Another theme from the Review is professionals’ failure
to consider the impact of domestic violence on the children. In this
case the father, who was seen as the perpetrator, had been removed from the
home and mother was conceived of as the victim. The focus of help appears to
have been on protecting her from him. As so often in child protection we see confirmation bias and fixation error resulting in
professionals focusing on one aspect of the case and simply not being able to
see other aspects. The children's needs were largely invisible. Training professionals to spot when loss of situation awareness is happening is
something that should be much more common. Building simple mechanisms to review
and challenge received-opinions about a case should be an important focus of
management. Had one group or another de-briefed properly following contact with
this family, somebody might have asked the key question – does mother pose any
sort of danger to her children?
That brings us to failures to listen to children and young
people. A cry for help from one of Hamzah’s older siblings went
unheard, wrongly interpreted as teenage angst.

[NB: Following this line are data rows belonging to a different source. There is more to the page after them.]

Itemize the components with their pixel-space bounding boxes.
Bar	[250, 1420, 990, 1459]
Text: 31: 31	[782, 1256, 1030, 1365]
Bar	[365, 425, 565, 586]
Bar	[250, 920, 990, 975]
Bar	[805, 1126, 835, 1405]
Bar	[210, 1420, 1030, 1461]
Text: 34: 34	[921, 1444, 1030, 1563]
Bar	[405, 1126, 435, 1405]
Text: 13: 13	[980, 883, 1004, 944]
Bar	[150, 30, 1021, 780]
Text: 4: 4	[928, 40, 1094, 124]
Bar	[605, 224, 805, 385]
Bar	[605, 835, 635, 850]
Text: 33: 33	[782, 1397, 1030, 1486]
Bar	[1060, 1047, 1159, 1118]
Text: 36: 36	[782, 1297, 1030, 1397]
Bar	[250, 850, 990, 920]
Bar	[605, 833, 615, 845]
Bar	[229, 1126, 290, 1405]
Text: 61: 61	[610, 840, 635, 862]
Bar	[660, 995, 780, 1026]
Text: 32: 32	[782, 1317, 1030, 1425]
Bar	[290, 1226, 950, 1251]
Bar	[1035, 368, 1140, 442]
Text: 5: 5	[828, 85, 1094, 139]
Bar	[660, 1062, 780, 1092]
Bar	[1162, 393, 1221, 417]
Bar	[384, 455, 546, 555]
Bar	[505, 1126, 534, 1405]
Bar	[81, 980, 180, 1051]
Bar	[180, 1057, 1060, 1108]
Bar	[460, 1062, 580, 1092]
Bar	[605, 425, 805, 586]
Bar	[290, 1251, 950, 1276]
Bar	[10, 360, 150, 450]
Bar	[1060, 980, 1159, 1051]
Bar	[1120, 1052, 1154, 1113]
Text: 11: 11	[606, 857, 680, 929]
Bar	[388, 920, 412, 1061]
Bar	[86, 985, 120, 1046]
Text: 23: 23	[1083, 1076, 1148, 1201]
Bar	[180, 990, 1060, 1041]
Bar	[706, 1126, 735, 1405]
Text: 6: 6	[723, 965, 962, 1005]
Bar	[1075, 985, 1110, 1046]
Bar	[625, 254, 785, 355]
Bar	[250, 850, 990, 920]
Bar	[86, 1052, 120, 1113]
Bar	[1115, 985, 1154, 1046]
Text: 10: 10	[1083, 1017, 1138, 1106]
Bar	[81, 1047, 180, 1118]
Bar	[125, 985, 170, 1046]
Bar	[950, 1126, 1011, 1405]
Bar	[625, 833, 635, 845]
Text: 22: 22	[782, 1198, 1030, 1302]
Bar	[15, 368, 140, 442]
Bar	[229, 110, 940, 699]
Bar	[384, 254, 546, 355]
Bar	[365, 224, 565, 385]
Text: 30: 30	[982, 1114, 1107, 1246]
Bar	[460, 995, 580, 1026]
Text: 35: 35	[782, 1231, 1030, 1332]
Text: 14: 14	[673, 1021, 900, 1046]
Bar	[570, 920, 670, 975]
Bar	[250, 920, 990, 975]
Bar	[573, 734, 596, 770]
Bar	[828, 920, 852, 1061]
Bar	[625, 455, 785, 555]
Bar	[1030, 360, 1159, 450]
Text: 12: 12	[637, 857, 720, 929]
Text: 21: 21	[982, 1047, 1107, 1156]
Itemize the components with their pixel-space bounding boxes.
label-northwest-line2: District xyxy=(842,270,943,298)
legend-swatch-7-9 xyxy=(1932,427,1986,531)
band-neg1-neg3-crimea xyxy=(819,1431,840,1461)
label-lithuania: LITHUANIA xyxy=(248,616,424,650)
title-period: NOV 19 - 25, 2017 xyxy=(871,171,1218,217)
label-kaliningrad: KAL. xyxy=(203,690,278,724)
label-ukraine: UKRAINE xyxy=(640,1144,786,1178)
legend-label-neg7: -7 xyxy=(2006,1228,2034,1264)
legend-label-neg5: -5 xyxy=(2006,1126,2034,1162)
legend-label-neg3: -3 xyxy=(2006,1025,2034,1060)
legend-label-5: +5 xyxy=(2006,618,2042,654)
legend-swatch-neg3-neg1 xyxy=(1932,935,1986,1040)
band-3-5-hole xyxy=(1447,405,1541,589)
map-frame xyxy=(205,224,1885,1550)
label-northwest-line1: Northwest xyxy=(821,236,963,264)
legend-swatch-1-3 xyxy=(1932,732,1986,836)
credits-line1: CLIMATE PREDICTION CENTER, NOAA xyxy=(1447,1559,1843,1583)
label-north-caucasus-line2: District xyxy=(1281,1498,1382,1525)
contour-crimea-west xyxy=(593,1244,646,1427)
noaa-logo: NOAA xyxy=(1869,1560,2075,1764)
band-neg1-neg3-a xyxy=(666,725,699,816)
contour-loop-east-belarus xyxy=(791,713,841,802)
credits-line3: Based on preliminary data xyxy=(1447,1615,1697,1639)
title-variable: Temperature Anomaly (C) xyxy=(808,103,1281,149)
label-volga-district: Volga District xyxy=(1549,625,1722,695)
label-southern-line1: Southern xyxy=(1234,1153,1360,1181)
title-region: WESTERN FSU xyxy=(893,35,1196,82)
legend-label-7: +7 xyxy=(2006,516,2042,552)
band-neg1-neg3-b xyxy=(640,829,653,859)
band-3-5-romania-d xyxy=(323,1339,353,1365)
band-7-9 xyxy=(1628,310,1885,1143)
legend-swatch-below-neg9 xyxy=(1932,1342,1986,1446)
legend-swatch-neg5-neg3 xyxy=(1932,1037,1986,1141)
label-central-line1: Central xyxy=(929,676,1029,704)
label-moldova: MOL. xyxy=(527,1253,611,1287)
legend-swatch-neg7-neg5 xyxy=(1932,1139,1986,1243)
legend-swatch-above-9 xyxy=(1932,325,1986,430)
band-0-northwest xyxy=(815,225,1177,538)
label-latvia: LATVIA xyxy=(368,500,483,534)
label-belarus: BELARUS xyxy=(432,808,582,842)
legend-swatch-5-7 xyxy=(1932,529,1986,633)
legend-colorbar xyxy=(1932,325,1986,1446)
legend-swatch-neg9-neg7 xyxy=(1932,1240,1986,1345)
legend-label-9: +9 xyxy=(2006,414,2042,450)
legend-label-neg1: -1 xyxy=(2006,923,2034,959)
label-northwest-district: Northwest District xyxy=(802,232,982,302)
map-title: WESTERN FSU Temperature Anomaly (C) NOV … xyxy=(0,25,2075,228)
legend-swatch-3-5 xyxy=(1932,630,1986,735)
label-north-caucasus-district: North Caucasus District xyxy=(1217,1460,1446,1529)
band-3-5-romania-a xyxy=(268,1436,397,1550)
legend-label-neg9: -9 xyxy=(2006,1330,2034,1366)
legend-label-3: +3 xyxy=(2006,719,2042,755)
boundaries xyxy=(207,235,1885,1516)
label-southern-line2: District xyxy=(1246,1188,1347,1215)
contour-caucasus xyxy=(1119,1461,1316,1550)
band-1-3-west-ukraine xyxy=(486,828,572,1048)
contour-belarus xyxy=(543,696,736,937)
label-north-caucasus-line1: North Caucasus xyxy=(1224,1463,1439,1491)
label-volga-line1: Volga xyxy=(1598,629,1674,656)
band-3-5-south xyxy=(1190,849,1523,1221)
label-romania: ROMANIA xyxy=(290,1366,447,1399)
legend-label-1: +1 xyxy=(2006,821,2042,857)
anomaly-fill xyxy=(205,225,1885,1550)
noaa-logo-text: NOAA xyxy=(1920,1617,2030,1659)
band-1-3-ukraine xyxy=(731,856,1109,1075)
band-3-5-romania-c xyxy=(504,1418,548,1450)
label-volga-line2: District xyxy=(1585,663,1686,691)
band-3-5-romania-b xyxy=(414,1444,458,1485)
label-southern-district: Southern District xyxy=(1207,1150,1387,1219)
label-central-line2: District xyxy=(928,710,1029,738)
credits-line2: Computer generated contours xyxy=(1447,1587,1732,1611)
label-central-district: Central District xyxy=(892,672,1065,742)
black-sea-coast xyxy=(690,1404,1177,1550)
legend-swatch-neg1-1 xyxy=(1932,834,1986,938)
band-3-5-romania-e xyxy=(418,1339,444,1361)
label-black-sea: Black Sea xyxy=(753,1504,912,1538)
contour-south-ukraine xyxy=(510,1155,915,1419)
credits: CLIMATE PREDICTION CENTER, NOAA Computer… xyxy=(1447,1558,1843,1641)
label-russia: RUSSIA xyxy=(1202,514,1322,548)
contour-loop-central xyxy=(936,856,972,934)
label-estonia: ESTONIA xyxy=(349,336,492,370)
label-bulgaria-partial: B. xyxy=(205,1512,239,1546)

It is easy to say that we must listen to children more, but
adults need to be educated and trained to listen to children better and they
need to be supported in articulating a child’s voice within organisations in
which adult values and approaches dominate decision-making. Most children’s
services remain strongly maternalistic/paternalistic. We need to think of ways
in which they can become less so.
Some adults are naturally very able at talking to and listening
to children, but most, who aren’t, need to be helped to become better. That is
quite a tall order but it does seem to me to be a clear priority for training
and staff development across all professional groups who work with children and
young people. Talking to and listening to children should be a key part of any
qualifying training across a range of professions delivering children’s
services and there should be regular top-up training, in my view at least
annually. And we should assess children’s services professionals according to
how well they are able to communicate with children.
The final area concerns failures to respond to child protection referrals
appropriately. This is the area that the minister feels is not
addressed clearly in the report and I think most people would agree with him
that the report does not provide a clear picture of why referrals were not
followed up. Hopefully the report’s authors will be able to assist in answering
the minister’s questions. I will return to this area in a new post, when the
additional information becomes available.